I'm trying to find $3 \times 3$ matrices with some similarity to Pauli matrices.
I have some candidates, but they are not perfect. I'm not sure if perfect versions exist, and that is my question.
Recall for Pauli matrices $p_k$:
$\{p_i,p_j\} = p_ip_j + p_jp_i = 2 \delta_{ij}$
I'm looking for matrices that satisfy:
$\{a_i,a_j,a_k\} = 3! \delta_{ijk}$
where $\{A,B,C\}$ is the sum over all permutations of three symbols:
$\{A,B,C\} = ABC + BCA + CAB + ACB + CBA + BAC$
My candidate matrices are:
$a_1 = \begin{bmatrix}
0 & 0 & 1\\
1 & 0 & 0\\
0 & 1 & 0\\
\end{bmatrix}$
$a_2 = \begin{bmatrix}
0 & 0 & a\\
b & 0 & 0\\
0 & c & 0\\
\end{bmatrix}$
$a_3 = \begin{bmatrix}
0 & a & 0\\
0 & 0 & b\\
c & 0 & 0\\
\end{bmatrix}$
$a_4 = \begin{bmatrix}
a & 0 & 0\\
0 & b & 0\\
0 & 0 & c\\
\end{bmatrix}$
where $a,b,c$ are the three third roots of unity (and have the property $a + b + c = 0$).
And of course, unlike Pauli matrices, the eigenvalues of these matrices are not real (they are $a,b,c$), which is expected since they are permutation matrices with $a^3 = I$.
Now, they have the desired property of:
$\{a_1,a_1,a_1\} = 3\\
\{a_1,a_1,a_2\} = 0\\
\{a_1,a_2,a_3\} = 0\\
\{a_1,a_3,a_4\} = 0\\ \cdots$
However:
$\{a_2,a_3,a_4\} = -3I$
So my question is, are there a set of 4 matrices that satisfy
$\{a_i,a_j,a_k\} = 3! \delta_{ijk}$
We have 3 such matrices $a_1,a_2,a_3$, but do there exist 4?
I'm 90% sure the answer is no, but I'd like to be 100%.
And we can extend the problem to higher dimensions:
For example, the $d = 4$ case.

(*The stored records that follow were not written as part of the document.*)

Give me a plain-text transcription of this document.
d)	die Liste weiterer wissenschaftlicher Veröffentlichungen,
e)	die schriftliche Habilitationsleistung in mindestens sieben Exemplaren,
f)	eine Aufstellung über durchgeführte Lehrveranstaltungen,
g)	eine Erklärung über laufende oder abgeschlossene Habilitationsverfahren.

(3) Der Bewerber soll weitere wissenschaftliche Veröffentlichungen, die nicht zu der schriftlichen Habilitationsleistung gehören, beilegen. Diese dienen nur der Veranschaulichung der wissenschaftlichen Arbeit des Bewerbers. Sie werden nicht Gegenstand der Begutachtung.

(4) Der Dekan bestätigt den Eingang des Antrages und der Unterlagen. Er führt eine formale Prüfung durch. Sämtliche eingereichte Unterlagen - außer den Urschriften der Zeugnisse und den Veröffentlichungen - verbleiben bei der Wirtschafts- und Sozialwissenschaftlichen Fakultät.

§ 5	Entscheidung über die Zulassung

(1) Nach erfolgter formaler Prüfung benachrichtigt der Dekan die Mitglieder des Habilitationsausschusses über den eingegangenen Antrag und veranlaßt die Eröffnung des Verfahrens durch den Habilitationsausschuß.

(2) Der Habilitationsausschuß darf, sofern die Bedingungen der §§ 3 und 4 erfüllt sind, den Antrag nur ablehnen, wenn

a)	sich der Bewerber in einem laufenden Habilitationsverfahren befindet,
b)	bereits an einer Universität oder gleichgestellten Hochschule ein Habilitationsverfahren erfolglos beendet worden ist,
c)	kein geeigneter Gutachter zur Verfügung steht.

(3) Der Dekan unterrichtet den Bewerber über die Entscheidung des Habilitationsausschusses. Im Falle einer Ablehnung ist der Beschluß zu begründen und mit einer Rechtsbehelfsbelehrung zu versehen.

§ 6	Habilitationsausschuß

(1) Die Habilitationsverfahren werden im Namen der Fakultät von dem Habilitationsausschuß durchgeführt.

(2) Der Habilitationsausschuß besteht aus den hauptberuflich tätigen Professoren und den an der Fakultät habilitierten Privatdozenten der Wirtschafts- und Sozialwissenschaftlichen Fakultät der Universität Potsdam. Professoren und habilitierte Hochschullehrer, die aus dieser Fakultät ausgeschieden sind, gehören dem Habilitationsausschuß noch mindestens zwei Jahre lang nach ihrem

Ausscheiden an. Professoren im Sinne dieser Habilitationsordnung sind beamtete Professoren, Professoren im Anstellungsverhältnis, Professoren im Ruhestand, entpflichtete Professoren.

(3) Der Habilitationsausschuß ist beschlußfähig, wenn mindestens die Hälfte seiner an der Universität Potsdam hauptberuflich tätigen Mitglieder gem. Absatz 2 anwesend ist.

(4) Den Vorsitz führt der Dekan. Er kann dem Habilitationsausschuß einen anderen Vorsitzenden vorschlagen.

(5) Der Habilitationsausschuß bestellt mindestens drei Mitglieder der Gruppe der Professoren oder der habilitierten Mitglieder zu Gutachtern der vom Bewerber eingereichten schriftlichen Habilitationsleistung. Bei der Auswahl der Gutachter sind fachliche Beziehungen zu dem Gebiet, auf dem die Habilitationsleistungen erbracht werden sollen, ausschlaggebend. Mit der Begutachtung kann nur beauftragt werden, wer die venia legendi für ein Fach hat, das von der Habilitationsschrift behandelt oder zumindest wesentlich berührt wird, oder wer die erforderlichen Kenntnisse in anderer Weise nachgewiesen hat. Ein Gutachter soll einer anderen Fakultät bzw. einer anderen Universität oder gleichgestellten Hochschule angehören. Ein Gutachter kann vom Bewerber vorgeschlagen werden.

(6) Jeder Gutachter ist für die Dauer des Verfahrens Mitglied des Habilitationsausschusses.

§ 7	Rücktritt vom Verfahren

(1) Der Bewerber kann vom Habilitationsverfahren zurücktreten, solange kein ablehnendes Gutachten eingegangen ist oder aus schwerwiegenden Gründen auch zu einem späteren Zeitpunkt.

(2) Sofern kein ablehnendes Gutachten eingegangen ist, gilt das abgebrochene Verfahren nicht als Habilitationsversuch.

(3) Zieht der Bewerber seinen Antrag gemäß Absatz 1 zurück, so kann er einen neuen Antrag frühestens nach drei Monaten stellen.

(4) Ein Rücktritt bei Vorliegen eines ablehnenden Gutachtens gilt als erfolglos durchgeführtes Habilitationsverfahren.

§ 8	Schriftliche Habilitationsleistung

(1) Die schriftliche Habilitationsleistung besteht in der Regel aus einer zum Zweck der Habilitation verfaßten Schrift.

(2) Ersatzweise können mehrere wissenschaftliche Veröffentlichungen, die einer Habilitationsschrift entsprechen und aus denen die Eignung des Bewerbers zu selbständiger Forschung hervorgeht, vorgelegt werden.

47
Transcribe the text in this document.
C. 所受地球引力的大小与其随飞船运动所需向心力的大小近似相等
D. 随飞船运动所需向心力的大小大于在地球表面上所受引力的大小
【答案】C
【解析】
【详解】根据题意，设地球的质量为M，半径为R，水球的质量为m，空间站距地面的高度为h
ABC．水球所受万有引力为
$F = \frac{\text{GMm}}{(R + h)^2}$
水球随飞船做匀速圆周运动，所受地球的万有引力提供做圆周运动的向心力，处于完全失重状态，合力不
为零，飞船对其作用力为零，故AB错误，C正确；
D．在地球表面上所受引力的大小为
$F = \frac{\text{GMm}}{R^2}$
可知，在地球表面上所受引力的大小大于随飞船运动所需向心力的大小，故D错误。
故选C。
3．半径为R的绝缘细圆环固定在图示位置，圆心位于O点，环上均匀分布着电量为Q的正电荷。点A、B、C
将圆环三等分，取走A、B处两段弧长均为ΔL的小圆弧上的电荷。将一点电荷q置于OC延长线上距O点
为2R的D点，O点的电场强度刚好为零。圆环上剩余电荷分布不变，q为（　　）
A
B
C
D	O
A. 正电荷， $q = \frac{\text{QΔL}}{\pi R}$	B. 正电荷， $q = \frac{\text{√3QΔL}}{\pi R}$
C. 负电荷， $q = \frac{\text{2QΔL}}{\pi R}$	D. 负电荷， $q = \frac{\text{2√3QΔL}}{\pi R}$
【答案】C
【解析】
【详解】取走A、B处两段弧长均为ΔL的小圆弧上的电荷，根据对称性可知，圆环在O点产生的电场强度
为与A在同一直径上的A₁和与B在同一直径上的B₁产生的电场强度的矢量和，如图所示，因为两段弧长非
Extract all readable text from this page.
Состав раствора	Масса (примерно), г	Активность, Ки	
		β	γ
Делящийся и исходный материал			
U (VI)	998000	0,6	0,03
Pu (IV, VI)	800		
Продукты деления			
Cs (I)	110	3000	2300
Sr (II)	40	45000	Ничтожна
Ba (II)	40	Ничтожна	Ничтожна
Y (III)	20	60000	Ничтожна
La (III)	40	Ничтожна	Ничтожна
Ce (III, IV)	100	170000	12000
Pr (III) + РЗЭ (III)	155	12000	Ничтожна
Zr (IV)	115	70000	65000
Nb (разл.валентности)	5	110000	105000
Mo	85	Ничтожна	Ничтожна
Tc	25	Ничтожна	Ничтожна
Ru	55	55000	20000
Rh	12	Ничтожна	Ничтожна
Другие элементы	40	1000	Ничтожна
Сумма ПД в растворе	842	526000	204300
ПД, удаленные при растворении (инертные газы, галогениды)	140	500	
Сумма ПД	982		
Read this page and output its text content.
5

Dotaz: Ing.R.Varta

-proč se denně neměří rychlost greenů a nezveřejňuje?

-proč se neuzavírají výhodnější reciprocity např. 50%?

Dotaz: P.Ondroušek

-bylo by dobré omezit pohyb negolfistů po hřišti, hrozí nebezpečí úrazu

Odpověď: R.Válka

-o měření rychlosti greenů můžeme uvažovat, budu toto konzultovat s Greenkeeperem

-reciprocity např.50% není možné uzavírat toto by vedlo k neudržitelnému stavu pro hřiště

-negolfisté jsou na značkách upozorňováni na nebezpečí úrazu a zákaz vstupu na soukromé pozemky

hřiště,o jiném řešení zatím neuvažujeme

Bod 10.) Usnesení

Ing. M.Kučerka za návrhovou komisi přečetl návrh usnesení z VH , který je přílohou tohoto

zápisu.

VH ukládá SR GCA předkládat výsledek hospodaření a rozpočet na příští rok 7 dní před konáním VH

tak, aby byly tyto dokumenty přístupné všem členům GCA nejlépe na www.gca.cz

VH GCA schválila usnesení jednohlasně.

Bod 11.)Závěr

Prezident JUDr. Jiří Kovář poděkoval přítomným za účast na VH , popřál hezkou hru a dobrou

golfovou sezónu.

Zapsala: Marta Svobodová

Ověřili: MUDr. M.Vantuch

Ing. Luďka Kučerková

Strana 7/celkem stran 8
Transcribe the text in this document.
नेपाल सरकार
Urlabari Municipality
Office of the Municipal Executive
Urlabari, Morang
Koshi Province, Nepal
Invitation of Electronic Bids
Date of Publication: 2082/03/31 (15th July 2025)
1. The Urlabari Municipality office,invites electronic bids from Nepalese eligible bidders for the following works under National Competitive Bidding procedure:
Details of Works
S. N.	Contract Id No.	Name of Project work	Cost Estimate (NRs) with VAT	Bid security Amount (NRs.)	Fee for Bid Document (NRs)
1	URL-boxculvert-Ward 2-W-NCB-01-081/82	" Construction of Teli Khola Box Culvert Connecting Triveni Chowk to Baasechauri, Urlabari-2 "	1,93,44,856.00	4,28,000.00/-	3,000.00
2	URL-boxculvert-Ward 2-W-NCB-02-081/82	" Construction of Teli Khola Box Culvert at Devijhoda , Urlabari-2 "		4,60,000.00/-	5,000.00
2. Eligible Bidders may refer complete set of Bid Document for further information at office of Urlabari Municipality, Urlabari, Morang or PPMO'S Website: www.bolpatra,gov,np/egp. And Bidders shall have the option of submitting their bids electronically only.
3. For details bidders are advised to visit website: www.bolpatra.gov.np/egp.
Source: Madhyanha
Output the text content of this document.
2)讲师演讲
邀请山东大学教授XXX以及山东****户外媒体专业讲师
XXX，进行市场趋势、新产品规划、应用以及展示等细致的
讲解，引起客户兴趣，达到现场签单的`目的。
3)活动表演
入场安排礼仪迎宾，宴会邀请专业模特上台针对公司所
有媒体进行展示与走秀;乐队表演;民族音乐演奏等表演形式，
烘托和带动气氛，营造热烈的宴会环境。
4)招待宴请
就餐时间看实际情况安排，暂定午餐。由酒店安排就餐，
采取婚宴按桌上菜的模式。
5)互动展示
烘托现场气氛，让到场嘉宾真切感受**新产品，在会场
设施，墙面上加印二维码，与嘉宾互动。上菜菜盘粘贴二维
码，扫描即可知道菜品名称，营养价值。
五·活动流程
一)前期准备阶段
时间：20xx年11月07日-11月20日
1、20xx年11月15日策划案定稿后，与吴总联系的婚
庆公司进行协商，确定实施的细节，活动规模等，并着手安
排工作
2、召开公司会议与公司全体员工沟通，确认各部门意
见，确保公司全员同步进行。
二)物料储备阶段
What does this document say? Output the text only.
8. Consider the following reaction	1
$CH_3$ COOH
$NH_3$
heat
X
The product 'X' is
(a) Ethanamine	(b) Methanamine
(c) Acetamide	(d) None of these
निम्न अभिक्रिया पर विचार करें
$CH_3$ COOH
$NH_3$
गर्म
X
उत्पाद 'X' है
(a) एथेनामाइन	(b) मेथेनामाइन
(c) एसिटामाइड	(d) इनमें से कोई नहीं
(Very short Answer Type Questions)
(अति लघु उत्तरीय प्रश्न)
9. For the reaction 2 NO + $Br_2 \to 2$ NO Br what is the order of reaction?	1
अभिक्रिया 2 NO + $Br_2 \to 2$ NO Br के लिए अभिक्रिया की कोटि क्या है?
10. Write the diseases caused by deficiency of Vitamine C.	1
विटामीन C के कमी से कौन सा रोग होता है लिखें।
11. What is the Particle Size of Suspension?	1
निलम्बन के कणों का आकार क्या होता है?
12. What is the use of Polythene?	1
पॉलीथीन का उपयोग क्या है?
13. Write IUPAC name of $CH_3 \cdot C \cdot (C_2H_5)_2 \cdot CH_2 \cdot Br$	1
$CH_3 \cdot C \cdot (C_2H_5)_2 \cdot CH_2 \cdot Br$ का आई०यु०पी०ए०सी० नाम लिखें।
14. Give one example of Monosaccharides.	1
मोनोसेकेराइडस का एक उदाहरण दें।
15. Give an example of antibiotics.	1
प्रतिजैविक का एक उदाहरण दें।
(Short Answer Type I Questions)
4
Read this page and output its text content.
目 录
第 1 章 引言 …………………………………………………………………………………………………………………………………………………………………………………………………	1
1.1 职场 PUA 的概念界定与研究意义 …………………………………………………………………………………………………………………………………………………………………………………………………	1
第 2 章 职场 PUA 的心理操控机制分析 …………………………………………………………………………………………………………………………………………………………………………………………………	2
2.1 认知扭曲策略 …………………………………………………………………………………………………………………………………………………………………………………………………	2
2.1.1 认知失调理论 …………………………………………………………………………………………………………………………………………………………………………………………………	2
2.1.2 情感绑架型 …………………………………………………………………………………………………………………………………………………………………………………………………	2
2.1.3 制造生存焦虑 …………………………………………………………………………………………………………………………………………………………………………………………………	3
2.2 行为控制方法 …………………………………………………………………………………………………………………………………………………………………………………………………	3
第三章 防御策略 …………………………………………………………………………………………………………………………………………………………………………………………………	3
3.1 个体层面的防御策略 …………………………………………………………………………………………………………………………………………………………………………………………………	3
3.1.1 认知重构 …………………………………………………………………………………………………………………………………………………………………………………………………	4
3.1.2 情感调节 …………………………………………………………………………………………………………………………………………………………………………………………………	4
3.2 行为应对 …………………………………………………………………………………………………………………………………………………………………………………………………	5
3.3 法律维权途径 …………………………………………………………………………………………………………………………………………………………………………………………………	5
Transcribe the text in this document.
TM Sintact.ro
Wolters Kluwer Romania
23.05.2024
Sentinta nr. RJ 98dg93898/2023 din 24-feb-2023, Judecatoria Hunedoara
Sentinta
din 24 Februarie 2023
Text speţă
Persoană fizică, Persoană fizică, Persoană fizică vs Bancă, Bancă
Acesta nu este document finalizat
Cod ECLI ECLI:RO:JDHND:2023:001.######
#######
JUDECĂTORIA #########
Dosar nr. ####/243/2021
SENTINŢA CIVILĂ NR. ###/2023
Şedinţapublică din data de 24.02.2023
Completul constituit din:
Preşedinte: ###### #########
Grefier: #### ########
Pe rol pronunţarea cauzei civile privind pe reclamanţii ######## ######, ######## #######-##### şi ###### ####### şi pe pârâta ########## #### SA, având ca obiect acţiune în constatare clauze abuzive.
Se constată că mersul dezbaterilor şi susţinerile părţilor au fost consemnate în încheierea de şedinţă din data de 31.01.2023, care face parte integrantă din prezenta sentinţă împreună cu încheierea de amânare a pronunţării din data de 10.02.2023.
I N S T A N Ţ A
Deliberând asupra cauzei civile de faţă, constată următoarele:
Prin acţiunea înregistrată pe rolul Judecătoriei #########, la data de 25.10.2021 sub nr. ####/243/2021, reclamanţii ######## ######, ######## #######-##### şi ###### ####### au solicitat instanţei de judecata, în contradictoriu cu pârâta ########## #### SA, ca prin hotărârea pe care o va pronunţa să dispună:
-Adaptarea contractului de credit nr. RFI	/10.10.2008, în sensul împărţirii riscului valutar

Define:
$\{A,B,C,D\}$ as the sum over all permutations of four symbols.
How many matrices can we find that satisfy:
$\{a_i,a_j,a_k,a_l\} = 4! \delta_{ijkl}$
It suspect it might be 3 for all higher d.
Now, where did this problem come from? Consider:
$M_1 = u*a_1 + v*a_2 + w*a_3$ such that $M_1^3 = (u^3 + v^3 + w^3)I$
And $M_2 = u*a_1 + v*a_2 + x*a_3 + y*a_4$ such that $M_2^3 = (u^3 + v^3 + x^3 + y^3)I$
And their determinants:
$\det(M_1) = u^3 + v^3 + w^3\\
\det(M_2) = u^3 + v^3 + x^3 + y^3 -3vxy$
So an alternative definition of the problem, do there exist matrices, not equal to the identity matrix, $a_1,a_2,a_3,a_4$ such that $\det(M_2)$ doesn't have the cross term? Similarly for higher $d$, where the determinant gets even messier! eg: $d = 4, M = u*b_1 + v*b_2 + x*b_3 + y*b_4$ and $\det(M) = u^4 + v^4 + x^4 + y^4 + mess$
Best Answer
Not a full answer but a suggestion that is a bit too long to fit into a comment.
The most important property about Pauli matrices is not the one you give but the following $$ p_ip_j=\sum_k\varepsilon_{ijk}\;p_k$$ where $\varepsilon_{ijk}=\pm1$ if $(i,j,k)$ is a permutation of $(1,2,3)$. The sign $\pm1$ is the signature of the permutation. In all other cases, $\varepsilon_{ijk}=0$. It is easy to check that the property $\{p_i,p_j\}=2\delta_{ij}$ is a direct consequence of this more fundamental property.
So you should try to look for permutation matrices satisfying $$ q_iq_jq_k=\varepsilon_{ijk\ell}q_\ell$$ and they will immediately verify $\{q_i,q_j,q_k\}=6\delta_{ijk}$.